How you can help your parent
"Some days I felt really good about the little things I could do for my mom. Other times there wasn't anything I could do except just be with her. We didn't always have to talk. Even when I was quiet, I think my mom could sense my love."
- Vanessa, age 16
Here are some things that others have done to help their parent at home. Pick one or two things to try each week.
Spend time with your parent.
Watch a movie together. Read the paper to your parent. Ask for help with your homework. Give hugs. Say, "I love you." Or just hang out in silence.
Lend a hand.
Bring water or offer to make a snack or small meal.
Try to be upbeat, but be "real," too.
Being positive can be good for you and your whole family. But don't feel like you always have to act cheerful, especially if it's not how you really feel. It's okay to share your thoughts with your parent--and let them comfort you. Be yourself.
You are all under stress.

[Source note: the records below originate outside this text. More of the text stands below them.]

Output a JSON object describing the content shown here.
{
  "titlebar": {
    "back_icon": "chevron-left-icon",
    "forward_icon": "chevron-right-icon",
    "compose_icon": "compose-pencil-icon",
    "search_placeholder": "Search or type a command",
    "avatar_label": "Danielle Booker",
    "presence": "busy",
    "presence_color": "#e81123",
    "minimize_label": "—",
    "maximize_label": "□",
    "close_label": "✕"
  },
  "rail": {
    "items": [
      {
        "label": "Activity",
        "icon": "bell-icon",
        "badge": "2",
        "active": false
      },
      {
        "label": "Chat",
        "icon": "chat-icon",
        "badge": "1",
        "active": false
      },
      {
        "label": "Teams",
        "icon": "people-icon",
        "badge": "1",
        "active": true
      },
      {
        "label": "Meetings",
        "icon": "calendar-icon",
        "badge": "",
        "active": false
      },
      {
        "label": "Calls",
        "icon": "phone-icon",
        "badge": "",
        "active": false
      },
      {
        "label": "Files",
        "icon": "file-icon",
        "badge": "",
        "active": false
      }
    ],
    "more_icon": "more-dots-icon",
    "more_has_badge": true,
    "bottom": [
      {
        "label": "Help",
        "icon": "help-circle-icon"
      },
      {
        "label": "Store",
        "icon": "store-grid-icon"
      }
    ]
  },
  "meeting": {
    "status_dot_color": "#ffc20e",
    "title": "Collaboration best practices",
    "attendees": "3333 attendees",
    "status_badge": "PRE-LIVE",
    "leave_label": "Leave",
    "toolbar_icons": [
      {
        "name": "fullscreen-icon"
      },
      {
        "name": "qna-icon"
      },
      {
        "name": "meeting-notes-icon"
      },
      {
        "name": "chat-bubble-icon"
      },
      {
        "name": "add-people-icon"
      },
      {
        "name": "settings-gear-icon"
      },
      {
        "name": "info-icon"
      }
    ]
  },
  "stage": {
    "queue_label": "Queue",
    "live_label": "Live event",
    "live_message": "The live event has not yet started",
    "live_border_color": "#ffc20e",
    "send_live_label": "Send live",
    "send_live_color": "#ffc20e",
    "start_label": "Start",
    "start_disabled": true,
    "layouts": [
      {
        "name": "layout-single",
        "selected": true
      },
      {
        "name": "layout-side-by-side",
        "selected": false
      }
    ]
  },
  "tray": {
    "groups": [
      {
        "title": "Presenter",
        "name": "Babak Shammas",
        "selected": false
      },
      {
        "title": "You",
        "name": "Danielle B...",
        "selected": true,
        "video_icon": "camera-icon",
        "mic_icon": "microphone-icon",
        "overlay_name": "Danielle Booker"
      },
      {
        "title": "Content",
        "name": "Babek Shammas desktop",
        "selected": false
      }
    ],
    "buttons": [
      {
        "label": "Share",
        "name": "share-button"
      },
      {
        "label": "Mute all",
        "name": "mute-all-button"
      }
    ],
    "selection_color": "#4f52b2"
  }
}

If you find you are losing your cool, listen to music, read, or go outside to shoot hoops or go for a run.
Share a laugh.
You've probably heard that laughter is good medicine. Watch a comedy on TV with your parent or tell jokes if that is your thing. Also, remember that you're not responsible for making everyone happy. You can only do so much.
Buy your parent a new scarf or hat.
Your parent might enjoy a new hat or scarf if he or she has lost their hair during treatment.
Keep your parent in the loop.
Tell your parent what you did today. Try to share what is going on in your life. Ask your parent how his or her day was.
Talk about family history.
Ask your parent about the past. Look through pictures or photo albums. Talk about what you’re both most proud of, your best memories, and how you both have met challenges. Write, or make drawings, about what you and your parent share with each other.
Keep a journal together.
Write thoughts or poems, draw, or put photos in a notebook that the two of you share. This can help you share your feelings when it might be hard to speak them aloud.
Help with younger brothers and sisters.
Play with your brothers and sisters to give your parent a break. Pull out games or read a book with your siblings. This will help you stay close and also give your parent time to rest.
"Before my dad got cancer, I didn't take time to really notice all the stuff I had going for me. But I've learned to open my eyes more. Bad things happen in this world--like my dad getting cancer-- but it's a pretty wonderful place, too. Even while there's been a lot of added pressure on our family, I've learned to appreciate every day more."
- Kenyatta, age 18
"The journey of a thousand miles must begin with a single step."